Dünyadaki tüm Müslümanların birlikte hareket etmelidirler. “Mü’minler sağlam bir binanın taşları gibidir; birbirlerine kuvvet verirler.” Kardeşlik mefhumu; İnsan olmak şüphesiz tüm dünya insanları ile ortak paydamızdır. Ancak bu payda dünyaya aittir, geçicidir ve hemcinslerimizle zayıf bir bağ kurar. Vazgeçilmez asli kimliğimiz ise Müslümanlığımızdır ve bu kimliğimiz birbirimizle dayanışmayı gerekli kılar. Tüm insanları İslam’a davet etmek elbette ki bir Müslüman’ın başta gelen görevlerinden biridir. Ama bu davete icabet etsinler veya etmesinler, bütün insanlara karşı adalet ve iyilikle davranılması şarttır. Yine, Müslüman olmayan topluluklarla verimli ve faydalı diyaloğun temini için de esasen İslam ittifakı şarttır.

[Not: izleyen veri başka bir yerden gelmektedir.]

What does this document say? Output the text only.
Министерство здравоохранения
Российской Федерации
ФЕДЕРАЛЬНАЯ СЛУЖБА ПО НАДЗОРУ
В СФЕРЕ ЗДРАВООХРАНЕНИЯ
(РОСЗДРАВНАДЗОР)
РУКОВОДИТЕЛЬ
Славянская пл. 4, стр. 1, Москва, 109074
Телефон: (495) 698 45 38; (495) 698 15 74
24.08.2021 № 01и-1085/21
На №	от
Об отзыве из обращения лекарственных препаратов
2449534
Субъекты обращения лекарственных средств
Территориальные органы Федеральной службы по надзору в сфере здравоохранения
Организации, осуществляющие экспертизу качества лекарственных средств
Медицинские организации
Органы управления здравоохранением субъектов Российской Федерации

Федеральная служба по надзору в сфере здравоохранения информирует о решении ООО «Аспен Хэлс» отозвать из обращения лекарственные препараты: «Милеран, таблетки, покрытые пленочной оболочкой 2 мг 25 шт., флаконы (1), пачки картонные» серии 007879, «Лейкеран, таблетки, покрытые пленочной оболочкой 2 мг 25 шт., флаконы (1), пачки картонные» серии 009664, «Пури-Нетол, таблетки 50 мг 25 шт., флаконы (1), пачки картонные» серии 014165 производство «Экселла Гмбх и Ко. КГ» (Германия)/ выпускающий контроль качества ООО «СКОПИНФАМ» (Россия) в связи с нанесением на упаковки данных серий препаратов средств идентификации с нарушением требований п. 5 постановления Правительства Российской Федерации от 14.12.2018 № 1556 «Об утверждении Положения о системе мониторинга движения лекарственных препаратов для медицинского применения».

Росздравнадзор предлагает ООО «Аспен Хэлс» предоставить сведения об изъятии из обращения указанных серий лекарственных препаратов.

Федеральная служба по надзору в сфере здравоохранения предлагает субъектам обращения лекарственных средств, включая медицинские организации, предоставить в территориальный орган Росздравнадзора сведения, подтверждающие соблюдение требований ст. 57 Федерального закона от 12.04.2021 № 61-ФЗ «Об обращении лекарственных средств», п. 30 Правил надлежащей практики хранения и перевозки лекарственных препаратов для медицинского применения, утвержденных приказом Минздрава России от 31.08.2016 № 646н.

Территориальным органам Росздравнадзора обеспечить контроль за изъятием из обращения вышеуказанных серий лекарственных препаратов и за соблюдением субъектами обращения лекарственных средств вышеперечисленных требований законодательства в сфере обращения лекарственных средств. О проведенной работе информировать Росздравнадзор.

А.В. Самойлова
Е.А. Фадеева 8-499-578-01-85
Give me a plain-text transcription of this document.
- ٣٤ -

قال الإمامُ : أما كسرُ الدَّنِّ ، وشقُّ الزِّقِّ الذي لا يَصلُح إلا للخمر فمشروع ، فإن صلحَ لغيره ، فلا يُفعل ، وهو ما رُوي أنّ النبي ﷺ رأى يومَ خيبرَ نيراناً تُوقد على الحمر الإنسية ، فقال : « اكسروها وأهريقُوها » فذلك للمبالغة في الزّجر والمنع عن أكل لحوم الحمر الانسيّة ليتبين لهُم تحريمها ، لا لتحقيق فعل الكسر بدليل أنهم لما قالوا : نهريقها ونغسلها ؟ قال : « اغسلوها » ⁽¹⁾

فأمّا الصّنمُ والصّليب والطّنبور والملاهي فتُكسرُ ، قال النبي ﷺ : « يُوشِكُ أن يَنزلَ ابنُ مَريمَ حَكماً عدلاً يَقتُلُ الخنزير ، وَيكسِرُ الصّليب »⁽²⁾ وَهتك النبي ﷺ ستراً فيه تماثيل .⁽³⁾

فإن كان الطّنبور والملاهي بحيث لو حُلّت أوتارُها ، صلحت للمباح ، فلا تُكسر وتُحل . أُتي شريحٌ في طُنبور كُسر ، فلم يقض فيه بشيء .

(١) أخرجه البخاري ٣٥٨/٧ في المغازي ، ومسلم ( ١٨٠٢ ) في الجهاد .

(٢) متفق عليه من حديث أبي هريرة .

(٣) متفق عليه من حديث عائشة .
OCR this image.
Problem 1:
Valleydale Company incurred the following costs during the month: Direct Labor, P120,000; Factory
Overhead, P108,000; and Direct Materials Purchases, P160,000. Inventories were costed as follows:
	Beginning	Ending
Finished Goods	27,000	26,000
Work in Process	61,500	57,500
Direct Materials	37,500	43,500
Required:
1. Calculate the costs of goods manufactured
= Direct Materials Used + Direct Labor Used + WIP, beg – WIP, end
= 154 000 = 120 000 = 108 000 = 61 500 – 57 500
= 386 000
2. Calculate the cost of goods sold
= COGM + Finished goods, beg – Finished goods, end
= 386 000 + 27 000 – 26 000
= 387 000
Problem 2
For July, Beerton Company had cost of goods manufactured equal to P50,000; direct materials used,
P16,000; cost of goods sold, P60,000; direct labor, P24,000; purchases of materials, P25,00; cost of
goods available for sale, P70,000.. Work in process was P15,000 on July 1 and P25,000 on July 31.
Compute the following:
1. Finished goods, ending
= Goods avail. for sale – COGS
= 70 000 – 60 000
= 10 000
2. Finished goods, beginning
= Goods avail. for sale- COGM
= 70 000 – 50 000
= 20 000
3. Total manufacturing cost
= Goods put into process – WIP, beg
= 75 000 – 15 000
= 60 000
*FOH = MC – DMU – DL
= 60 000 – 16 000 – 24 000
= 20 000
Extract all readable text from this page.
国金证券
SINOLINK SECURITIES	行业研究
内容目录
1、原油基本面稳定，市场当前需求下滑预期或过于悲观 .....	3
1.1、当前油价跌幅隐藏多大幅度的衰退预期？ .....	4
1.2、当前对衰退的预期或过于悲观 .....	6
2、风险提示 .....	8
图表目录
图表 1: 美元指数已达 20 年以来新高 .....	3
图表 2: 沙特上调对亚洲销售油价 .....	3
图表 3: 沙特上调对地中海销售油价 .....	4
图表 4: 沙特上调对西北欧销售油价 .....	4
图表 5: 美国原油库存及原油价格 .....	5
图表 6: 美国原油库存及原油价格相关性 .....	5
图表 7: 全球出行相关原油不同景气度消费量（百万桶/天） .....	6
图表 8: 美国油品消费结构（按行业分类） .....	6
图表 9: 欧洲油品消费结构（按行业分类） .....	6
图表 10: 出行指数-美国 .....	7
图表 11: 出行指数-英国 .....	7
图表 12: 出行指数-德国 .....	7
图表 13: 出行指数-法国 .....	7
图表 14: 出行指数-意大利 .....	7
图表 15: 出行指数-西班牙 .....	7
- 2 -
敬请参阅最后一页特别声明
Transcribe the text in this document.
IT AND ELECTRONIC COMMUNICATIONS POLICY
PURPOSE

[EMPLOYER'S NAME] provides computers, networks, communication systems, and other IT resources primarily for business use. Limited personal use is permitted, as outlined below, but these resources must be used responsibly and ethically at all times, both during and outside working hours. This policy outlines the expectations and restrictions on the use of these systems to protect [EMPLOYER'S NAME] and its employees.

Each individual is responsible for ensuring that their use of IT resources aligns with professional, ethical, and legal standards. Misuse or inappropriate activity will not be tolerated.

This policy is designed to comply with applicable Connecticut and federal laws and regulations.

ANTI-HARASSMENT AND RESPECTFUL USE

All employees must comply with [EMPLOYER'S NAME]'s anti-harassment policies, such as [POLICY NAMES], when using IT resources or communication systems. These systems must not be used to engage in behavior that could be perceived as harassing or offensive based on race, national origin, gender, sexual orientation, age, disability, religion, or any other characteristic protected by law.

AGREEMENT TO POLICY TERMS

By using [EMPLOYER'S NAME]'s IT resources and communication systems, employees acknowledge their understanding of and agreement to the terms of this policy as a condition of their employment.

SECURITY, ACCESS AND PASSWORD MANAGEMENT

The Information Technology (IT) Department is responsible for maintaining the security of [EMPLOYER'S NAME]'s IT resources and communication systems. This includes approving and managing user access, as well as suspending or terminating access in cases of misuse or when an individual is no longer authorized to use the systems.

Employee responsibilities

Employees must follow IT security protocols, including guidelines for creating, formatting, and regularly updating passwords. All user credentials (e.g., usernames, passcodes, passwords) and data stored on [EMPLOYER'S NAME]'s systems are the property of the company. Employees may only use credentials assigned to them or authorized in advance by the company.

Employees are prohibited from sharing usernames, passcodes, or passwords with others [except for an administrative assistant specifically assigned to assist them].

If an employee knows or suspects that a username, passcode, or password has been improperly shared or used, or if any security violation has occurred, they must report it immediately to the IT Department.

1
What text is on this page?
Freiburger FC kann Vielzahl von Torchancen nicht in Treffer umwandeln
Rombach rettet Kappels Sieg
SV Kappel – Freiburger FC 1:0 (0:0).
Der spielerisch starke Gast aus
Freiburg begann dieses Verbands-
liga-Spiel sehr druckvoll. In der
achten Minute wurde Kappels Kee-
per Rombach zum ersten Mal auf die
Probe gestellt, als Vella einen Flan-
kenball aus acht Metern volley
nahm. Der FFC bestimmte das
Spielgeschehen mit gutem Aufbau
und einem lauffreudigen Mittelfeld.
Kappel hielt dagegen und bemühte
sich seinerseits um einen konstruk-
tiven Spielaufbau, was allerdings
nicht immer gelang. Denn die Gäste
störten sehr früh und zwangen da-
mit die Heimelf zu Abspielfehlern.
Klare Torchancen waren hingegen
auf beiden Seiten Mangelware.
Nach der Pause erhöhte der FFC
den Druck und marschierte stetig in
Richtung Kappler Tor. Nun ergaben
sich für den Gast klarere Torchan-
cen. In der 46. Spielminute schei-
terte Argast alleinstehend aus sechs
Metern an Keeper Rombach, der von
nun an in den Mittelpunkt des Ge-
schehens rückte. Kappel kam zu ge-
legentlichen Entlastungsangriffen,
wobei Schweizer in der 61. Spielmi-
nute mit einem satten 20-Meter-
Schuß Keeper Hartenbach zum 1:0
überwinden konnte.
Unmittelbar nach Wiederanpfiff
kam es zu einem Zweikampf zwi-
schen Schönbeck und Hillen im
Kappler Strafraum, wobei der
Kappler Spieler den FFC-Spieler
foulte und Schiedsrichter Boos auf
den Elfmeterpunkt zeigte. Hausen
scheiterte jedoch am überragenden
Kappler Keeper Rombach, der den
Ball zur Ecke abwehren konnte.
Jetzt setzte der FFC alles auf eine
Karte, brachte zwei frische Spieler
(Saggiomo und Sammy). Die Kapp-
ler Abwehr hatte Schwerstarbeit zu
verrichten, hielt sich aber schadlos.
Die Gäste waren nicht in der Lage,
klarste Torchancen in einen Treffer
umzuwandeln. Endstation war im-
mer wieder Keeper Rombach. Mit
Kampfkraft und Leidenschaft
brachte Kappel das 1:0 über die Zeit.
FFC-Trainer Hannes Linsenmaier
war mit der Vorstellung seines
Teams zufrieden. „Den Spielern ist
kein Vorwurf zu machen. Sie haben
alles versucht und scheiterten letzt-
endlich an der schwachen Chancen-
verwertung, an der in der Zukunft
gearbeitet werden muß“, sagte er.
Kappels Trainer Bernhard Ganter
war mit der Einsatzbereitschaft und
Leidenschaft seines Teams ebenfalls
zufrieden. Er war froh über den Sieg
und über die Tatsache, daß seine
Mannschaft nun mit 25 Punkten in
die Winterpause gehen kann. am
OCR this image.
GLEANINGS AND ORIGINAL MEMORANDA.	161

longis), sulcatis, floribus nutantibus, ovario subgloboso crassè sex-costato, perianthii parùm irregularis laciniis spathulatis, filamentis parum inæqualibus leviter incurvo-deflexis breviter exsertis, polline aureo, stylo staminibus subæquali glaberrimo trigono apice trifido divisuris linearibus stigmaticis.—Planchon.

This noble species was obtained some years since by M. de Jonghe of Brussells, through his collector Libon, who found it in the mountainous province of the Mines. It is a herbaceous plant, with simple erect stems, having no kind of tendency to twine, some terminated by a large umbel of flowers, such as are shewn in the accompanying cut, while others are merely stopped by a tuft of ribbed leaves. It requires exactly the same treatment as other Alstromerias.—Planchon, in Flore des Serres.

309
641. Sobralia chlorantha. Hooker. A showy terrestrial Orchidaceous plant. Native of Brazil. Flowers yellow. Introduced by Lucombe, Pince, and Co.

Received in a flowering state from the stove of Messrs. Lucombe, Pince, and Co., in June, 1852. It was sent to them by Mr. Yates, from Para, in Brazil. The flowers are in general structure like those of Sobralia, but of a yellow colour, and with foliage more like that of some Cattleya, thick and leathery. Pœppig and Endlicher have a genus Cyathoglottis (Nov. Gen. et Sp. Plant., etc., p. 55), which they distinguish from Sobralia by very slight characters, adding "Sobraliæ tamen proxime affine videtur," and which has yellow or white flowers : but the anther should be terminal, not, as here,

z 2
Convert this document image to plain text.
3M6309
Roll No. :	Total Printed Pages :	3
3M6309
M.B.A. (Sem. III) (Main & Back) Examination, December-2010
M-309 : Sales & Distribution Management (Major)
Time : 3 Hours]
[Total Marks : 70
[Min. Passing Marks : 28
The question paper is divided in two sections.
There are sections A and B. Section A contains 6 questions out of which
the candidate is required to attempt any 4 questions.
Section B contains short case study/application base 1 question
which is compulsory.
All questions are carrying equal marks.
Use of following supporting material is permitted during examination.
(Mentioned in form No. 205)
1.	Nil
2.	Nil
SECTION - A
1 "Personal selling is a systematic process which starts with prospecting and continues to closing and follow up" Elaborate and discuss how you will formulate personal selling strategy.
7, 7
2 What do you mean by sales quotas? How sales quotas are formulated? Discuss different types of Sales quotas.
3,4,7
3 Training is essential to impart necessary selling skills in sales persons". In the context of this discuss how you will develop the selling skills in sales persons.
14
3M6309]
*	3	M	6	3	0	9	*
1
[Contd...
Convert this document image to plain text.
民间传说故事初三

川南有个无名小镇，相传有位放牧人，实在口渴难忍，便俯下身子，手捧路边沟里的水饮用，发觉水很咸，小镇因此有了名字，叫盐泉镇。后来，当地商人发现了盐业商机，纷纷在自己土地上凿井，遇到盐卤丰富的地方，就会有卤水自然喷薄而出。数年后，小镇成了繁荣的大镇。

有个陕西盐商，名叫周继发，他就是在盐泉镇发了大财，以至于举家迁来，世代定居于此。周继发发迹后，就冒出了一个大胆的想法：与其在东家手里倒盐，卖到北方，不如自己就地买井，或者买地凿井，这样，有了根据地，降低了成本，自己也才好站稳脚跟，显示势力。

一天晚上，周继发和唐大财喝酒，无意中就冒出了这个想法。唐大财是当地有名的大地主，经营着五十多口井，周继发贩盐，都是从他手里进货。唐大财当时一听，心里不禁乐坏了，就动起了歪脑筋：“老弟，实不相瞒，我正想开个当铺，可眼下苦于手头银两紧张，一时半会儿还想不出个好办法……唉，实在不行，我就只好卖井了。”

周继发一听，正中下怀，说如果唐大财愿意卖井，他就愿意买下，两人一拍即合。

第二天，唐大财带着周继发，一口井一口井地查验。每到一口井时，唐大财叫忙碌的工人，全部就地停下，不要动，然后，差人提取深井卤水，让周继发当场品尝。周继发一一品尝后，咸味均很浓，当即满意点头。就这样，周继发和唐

Müslüman’ları birbirine kardeş ve maddi-manevi yardımcı yapan temel unsurun İttihat-ı İslam’ın gerekliliğidir. İslam birliği, İslam dinine karşı yapılan ve yapılacak olan saldırıları bertaraf edecektir. İslam ülkelerinin, egemen ülkelerin baskılarından, saldırılarından ve yağmalamalarından kurtulabilmeleri ve hukuklarının korunabilmesi için birlik olmaları ve güçlenmeleri gereklidir
Hadisi Şerifte buyurduğu gibi ; Din kardeşin zalim de mazlum da olsa ona yardım et.”- Ya Resûlallah! Kardeşim mazlumsa ona yardım edeyim. Ama zâlimse nasıl yardım edeyim, söyler misiniz? dedi. Peygamberimiz: “Onu zulümden alıkoyar, zulmüne engel olursun. Şüphesiz ki bu ona yardım etmektir.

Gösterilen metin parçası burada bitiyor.